Mediante ese cambio radical en sus políticas, los Estados Unidos no serían más una superpotencia militar, sino una superpotencia humanitaria, empleando su riqueza para ayudar a los necesitados.

Tres años antes de los terribles sucesos del 11 de septiembre, un ex teniente coronel de la Fuerza Aérea de los Estados Unidos, Robert Bowman, quien voló en 101 misiones de combate en Viet Nam y más tarde fue ordenado como obispo católico, comentó los atentados terroristas a las embajadas norteamericanas en Kenya y Tanzania. En un artículo publicado por The National Catholic Reporter, escribió acerca de las raíces del terrorismo:

No nos odian porque practicamos la democracia, valoramos la libertad o defendemos los derechos humanos. Nos odian porque nuestro gobierno le niega estas cosas a los pueblos del Tercer Mundo, cuyos recursos son codiciados por nuestras corporaciones multinacionales. El odio que hemos demostrado nos ha sido devuelto en la forma de terrorismo. En vez de enviar a nuestros hijos e hijas a matar árabes para que podamos tener el petróleo que está bajo sus arenas, deberíamos enviarlos a reconstruir su infraestructura, a suministrarles agua limpia y a alimentar a sus niños hambrientos. En síntesis, deberíamos hacer el bien en lugar del mal. ¿Quién tratará de detenernos entonces? ¿Quién nos odiaría? ¿Quién querría atacarnos? Esta es la verdad que el pueblo norteamericano necesita escuchar.

Voces como esta fueron mayormente silenciadas de los grandes medios de difusión después de los ataques del 11 de septiembre.
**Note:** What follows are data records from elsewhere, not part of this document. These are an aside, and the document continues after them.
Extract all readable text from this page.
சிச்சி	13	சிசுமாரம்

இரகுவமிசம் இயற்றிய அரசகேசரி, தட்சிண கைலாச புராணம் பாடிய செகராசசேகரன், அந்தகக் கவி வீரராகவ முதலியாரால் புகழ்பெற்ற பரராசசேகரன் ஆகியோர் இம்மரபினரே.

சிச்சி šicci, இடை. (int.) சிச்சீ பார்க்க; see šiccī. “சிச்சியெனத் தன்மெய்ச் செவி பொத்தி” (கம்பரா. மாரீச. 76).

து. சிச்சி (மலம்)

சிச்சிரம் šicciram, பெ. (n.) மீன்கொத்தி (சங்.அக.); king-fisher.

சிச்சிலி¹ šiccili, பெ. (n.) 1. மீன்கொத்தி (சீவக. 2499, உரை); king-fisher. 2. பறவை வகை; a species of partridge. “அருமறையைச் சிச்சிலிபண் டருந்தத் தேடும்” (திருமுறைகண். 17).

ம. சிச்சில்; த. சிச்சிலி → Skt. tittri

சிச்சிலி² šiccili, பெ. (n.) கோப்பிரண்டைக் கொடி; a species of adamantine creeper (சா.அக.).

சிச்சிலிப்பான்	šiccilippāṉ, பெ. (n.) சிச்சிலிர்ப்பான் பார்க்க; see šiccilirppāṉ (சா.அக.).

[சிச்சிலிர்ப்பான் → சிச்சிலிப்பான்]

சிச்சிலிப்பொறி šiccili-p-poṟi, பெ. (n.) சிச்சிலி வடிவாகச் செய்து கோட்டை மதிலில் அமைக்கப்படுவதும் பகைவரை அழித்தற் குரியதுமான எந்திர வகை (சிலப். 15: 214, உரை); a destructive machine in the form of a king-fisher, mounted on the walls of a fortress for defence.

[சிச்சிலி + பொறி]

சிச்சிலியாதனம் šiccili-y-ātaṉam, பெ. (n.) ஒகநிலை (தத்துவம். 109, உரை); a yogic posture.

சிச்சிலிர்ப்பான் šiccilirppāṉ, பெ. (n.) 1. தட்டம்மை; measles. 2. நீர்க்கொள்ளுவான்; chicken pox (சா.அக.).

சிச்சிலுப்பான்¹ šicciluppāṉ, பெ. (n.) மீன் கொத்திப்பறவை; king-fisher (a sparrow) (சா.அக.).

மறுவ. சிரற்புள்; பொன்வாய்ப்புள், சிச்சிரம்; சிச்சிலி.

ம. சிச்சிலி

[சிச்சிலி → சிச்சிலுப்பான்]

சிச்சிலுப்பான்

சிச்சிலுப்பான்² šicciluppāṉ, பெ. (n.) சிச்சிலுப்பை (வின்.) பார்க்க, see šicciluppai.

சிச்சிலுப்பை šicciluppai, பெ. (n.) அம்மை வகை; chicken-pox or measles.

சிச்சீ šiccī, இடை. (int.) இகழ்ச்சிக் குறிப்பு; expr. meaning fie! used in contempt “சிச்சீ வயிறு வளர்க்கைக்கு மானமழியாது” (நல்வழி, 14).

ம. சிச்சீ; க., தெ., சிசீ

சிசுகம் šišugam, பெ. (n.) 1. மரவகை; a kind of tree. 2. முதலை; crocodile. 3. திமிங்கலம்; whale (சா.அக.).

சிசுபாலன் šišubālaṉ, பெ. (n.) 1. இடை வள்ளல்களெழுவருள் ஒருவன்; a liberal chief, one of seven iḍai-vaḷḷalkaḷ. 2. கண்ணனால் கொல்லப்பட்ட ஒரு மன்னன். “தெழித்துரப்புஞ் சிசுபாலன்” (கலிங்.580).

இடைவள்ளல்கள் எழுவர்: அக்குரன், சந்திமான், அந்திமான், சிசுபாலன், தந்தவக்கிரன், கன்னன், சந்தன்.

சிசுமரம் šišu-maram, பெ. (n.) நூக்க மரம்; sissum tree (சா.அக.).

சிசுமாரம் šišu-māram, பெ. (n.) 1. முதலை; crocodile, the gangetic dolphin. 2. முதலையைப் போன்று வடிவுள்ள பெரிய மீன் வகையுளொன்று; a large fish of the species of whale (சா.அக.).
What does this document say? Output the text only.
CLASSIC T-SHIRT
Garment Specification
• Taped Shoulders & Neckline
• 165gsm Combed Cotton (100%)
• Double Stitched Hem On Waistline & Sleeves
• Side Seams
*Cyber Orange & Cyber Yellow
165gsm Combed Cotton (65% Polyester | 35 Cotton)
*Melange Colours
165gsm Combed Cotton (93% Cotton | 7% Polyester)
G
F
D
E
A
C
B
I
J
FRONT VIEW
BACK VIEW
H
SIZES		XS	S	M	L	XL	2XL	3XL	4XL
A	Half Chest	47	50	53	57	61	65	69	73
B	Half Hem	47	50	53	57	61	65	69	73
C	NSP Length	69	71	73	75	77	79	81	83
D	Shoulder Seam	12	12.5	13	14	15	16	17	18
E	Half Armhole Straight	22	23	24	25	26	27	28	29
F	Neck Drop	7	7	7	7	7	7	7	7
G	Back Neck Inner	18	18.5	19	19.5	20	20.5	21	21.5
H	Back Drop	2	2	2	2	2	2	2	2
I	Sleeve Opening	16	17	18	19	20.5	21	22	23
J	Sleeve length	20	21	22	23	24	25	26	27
Pero era una voz profética, y había al menos la posibilidad de que su poderoso mensaje moral pudiera expandirse en el pueblo norteamericano, una vez que quedara clara la futilidad de combatir la violencia con la violencia. Ciertamente, si la experiencia histórica tiene algún significado, el futuro de la paz y la justicia en los Estados Unidos no dependerá de la buena voluntad del Gobierno.

El principio democrático, enunciado en las palabras de la Declaración de Independencia, declaraba que el gobierno era secundario, que el pueblo que lo había establecido era lo primero. Por consiguiente, el futuro de la democracia depende del pueblo, y de su conciencia creciente acerca de cuál es la manera más decente de relacionarse con los seres humanos de todo el mundo.